A modern alternative: a single online memorial page that holds all the details (service times, venue map, dress code, parking, donations link) and a place for people to leave messages. You share one link, on WhatsApp or Facebook or by text, and everyone has what they need. myfuneral.date exists for exactly this — it takes about five minutes to set up and gives you back the dozens of phone calls you'd otherwise be making.
6. The day itself
Eat something beforehand, even if you don't feel like it. Take tissues. Trust your funeral director — they've done this hundreds of times and they'll guide you through every moment, including the moments you don't realise you need guiding through.
People will say strange things. They will mean well. You don't have to perform. If you cry, that's right. If you laugh, that's right too.
7. The weeks after
The hardest stretch is often a couple of weeks after the funeral, when the practical urgency has passed and the world expects you to be "back to normal". Be very kind to yourself.
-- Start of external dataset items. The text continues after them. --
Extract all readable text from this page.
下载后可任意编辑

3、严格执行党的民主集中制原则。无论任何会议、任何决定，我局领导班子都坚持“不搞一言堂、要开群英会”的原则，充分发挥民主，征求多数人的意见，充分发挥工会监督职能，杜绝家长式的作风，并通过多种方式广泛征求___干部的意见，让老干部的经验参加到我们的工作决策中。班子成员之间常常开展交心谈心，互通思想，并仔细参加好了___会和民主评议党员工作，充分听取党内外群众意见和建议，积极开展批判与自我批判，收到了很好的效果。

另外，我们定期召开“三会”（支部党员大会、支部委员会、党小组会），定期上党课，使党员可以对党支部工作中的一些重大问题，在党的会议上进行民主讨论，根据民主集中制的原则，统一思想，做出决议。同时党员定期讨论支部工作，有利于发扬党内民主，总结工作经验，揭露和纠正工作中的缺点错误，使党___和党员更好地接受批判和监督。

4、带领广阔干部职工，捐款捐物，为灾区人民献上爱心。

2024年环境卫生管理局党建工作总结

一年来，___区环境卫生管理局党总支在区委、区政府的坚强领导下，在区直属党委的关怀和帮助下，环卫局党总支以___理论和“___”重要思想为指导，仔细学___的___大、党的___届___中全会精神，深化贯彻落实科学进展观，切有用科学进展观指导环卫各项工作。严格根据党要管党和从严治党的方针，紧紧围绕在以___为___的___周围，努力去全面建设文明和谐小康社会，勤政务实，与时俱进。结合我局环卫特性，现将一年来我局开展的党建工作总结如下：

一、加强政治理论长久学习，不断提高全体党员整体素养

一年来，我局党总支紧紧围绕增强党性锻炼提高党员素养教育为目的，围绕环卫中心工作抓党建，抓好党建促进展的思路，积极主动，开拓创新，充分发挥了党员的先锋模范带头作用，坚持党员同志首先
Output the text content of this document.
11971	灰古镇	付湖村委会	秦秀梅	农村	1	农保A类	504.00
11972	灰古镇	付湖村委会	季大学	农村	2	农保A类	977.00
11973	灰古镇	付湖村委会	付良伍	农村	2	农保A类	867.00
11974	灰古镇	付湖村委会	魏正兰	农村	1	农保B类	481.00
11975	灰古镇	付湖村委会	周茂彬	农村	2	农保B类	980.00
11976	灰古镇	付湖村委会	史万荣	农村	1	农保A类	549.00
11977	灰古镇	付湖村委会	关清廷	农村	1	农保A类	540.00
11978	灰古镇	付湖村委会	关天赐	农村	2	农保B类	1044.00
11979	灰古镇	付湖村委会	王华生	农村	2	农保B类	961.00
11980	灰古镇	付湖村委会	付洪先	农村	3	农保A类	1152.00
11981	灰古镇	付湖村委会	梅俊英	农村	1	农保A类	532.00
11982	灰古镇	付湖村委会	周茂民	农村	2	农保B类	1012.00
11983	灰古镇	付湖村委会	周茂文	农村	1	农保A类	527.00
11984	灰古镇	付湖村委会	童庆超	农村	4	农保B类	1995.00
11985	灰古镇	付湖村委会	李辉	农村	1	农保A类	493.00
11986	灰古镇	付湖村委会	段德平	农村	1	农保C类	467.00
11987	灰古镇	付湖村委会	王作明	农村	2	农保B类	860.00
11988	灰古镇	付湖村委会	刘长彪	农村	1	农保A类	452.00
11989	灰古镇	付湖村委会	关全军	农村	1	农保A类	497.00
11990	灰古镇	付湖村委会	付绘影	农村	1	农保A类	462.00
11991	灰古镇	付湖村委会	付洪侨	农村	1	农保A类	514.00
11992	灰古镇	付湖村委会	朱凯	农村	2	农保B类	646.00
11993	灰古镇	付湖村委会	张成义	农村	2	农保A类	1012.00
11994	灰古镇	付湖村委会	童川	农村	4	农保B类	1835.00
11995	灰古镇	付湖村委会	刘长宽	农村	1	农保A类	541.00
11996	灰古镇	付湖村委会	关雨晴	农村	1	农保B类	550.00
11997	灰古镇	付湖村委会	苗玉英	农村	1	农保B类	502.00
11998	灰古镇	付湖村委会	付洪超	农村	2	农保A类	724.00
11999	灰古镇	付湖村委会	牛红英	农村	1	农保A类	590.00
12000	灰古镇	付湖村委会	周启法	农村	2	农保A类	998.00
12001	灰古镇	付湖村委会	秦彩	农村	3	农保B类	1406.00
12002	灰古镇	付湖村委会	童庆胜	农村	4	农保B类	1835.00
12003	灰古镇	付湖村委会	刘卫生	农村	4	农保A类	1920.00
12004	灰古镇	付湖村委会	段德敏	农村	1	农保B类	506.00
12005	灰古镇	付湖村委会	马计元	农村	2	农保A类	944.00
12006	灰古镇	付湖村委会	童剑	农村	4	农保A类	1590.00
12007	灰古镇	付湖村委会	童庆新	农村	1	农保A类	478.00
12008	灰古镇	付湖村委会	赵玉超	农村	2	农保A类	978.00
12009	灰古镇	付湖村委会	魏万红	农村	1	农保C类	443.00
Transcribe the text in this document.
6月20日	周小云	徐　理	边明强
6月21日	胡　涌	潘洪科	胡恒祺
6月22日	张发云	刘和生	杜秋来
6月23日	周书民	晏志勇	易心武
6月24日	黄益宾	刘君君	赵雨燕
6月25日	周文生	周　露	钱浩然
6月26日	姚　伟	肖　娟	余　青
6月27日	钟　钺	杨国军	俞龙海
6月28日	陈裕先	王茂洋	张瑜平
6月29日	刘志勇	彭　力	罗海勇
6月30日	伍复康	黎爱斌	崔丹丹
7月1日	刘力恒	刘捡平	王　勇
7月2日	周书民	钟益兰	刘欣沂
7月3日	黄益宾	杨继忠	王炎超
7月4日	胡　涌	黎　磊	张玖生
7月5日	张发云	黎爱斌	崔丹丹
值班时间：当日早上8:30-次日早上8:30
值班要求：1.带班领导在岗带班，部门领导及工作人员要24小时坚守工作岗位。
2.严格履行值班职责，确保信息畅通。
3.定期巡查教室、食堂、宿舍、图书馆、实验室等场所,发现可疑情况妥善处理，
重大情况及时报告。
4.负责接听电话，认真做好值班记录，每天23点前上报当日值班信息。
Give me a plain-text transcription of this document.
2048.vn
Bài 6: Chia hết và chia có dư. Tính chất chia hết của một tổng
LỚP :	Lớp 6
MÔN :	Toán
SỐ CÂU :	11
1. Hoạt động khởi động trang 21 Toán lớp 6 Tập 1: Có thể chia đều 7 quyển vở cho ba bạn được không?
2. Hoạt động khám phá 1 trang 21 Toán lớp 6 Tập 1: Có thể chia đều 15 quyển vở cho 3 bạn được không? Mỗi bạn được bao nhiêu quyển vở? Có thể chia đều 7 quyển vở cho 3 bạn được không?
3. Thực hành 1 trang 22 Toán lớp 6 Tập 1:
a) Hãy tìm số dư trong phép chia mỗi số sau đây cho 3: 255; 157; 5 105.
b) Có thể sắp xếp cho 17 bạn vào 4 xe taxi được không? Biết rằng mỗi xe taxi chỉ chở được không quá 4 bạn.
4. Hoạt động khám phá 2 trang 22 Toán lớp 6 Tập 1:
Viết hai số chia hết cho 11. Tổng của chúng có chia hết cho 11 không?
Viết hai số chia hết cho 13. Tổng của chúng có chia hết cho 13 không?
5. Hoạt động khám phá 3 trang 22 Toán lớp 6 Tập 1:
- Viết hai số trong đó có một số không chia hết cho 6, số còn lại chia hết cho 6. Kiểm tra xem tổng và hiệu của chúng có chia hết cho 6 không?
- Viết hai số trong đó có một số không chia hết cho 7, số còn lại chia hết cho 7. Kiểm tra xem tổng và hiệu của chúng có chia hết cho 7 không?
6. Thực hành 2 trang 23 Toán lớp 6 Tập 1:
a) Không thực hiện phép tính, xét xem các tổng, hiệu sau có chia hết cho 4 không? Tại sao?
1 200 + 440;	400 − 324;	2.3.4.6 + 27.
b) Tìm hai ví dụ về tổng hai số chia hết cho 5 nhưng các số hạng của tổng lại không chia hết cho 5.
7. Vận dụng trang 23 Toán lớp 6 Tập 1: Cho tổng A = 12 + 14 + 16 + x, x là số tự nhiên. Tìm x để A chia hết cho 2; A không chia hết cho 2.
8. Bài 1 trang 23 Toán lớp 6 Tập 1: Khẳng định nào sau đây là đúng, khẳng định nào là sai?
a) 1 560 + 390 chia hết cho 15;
Practical things that can wait but eventually need doing: closing or transferring bank accounts, notifying pension providers and HMRC (the "Tell Us Once" service handles most government departments at the registry office in one go), insurance claims, returning passports and driving licences, sorting through belongings.
None of this is on a deadline. Take it in tiny pieces. Ask for help.
The shortest version
- Get the death verified, then registered (within 5 days)
- Phone a funeral director — they take it from there
- Make the big decisions one at a time, with their help
- Share details with friends and family one place rather than fifty
- Get through the day. Then be very gentle with yourself.
If you're not sure whether you're doing this right — you almost certainly are. Funeral directors and registrars are profoundly used to this; you can ask them anything, no matter how small, and they will not mind.